Confirmation et précisions sur la distinction du titre et de la finance Cour de cassation, 1ère chambre civile, 4 juillet 2012, n° 11-13384

25/09/2012

Un arrêt de la première chambre civile de la Cour de cassation en date du 4 juillet 2012 a confirmé le principe de la distinction du titre et de la finance lors de la liquidation du régime matrimonial en y apportant une précision non inutile.

En l’espèce le mari avait acquis des droits sociaux d’une SARL pendant le mariage. Après le jugement de divorce, un différend est né concernant la liquidation de l’indivision post-communautaire, notamment en ce qui concernait l’attribution de ces parts. Les époux étant mariés sous le régime légal de la communauté réduite aux acquêts, il a soutenu devant la Cour d’appel que ceux-ci était des biens communs et devraient être partagés entre les époux, chacun pour moitié.

Cette demande n’est pas accueillie favorablement par la Cour, qui a considéré qu’il demeurait seul titulaire des 250 parts sociales et qu’il devait verser à son ex-épouse uniquement sa quote-part dans la valeur des parts sociales.

Le mari forme un pourvoi contre cet arrêt et invoque comme moyen de cassation le fait que les parts constituent elle-même des biens communs (et non uniquement leur valeur), peu importe que lui seul a la qualité d’associé et que selon l’empire du droit antérieur à la loi du 23 juin 2006 applicable à l’espèce, le partage en nature est la règle et ne peut être écarté que si les biens à partager ne sont pas commodément partageables en nature.

La Cour de cassation ne s’est pas laissée influencée par cet argument : « Mais attendu, d’abord, qu’ayant constaté que le mari, souscripteur des parts sociales acquises pendant la durée du mariage, avait seul la qualité d’associé, la cour d’appel en a exactement déduit que ces parts n’étaient entrées en communauté que pour leur valeur patrimoniale et qu’elles ne pouvaient qu’être attribuées au titulaire des droits sociaux lors du partage ; qu’en ses deux premières branches, le moyen n’est pas fondé. »

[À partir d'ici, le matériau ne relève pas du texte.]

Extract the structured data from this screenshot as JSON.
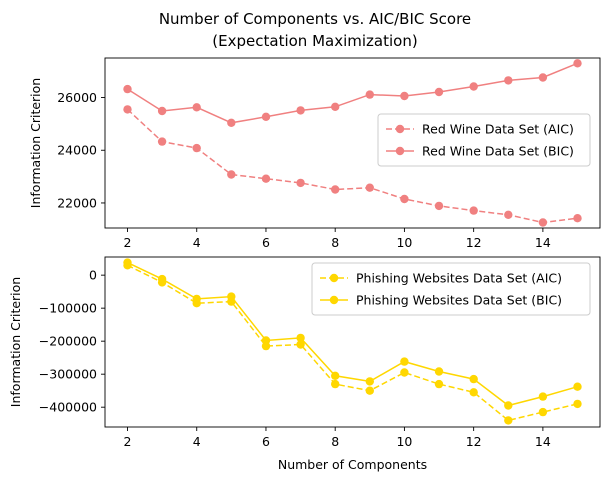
{
  "title": "Number of Components vs. AIC/BIC Score\n(Expectation Maximization)",
  "title_lines": [
    "Number of Components vs. AIC/BIC Score",
    "(Expectation Maximization)"
  ],
  "chart_data": [
    {
      "type": "line",
      "ylabel": "Information Criterion",
      "xlabel": "",
      "xlim": [
        1.35,
        15.65
      ],
      "ylim": [
        21050,
        27500
      ],
      "x_ticks": [
        2,
        4,
        6,
        8,
        10,
        12,
        14
      ],
      "y_ticks": [
        22000,
        24000,
        26000
      ],
      "y_tick_labels": [
        "22000",
        "24000",
        "26000"
      ],
      "legend_position": "center-right",
      "grid": false,
      "x": [
        2,
        3,
        4,
        5,
        6,
        7,
        8,
        9,
        10,
        11,
        12,
        13,
        14,
        15
      ],
      "series": [
        {
          "name": "Red Wine Data Set (AIC)",
          "color": "#f08080",
          "line_style": "dashed",
          "marker": "circle",
          "values": [
            25550,
            24330,
            24080,
            23080,
            22920,
            22760,
            22510,
            22580,
            22150,
            21890,
            21710,
            21550,
            21260,
            21420
          ]
        },
        {
          "name": "Red Wine Data Set (BIC)",
          "color": "#f08080",
          "line_style": "solid",
          "marker": "circle",
          "values": [
            26320,
            25490,
            25630,
            25040,
            25270,
            25510,
            25650,
            26110,
            26060,
            26210,
            26420,
            26650,
            26760,
            27300
          ]
        }
      ]
    },
    {
      "type": "line",
      "ylabel": "Information Criterion",
      "xlabel": "Number of Components",
      "xlim": [
        1.35,
        15.65
      ],
      "ylim": [
        -460000,
        55000
      ],
      "x_ticks": [
        2,
        4,
        6,
        8,
        10,
        12,
        14
      ],
      "y_ticks": [
        -400000,
        -300000,
        -200000,
        -100000,
        0
      ],
      "y_tick_labels": [
        "−400000",
        "−300000",
        "−200000",
        "−100000",
        "0"
      ],
      "legend_position": "top-right",
      "grid": false,
      "x": [
        2,
        3,
        4,
        5,
        6,
        7,
        8,
        9,
        10,
        11,
        12,
        13,
        14,
        15
      ],
      "series": [
        {
          "name": "Phishing Websites Data Set (AIC)",
          "color": "#ffd700",
          "line_style": "dashed",
          "marker": "circle",
          "values": [
            30000,
            -22000,
            -85000,
            -80000,
            -215000,
            -210000,
            -330000,
            -350000,
            -295000,
            -330000,
            -355000,
            -440000,
            -415000,
            -390000
          ]
        },
        {
          "name": "Phishing Websites Data Set (BIC)",
          "color": "#ffd700",
          "line_style": "solid",
          "marker": "circle",
          "values": [
            38000,
            -12000,
            -72000,
            -65000,
            -198000,
            -190000,
            -305000,
            -322000,
            -262000,
            -292000,
            -315000,
            -395000,
            -368000,
            -338000
          ]
        }
      ]
    }
  ]
}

Cette décision confirme la distinction du titre et de la finance. Même si les parts sociales acquis au cours de mariage (pour les époux mariés sous le régime de la communauté) sont considérés comme un bien commun, la qualité d’associé est propre. Cette conception des choses rejoint le droit des sociétés qui impose, dans les sociétés autres que de capitaux, d’obtenir l’agrément des autres associés pour pouvoir le devenir. Cependant, la valeur patrimoniale des parts sont effectivement des biens communs.

On ne saurait non plus obliger l’époux non-associé à rentrer dans la société lors de la liquidation de l’indivision post-communautaire. Pour l’époux non associé, le devenir peut être un droit, ce n’est jamais une obligation. En effet, l’époux non associé dispose  de la possibilité de demander à devenir associé en cas d’emploi de biens communs lors d’un apport ou d’une cession de parts sociales en application de l’article 1832-2 du Code civil. Il suffit que le conjoint notifie la société de son intention d’être personnellement associé. L’arrêt commenté confirme que l’option pour le conjoint de devenir associé demeure une simple option et non une obligation.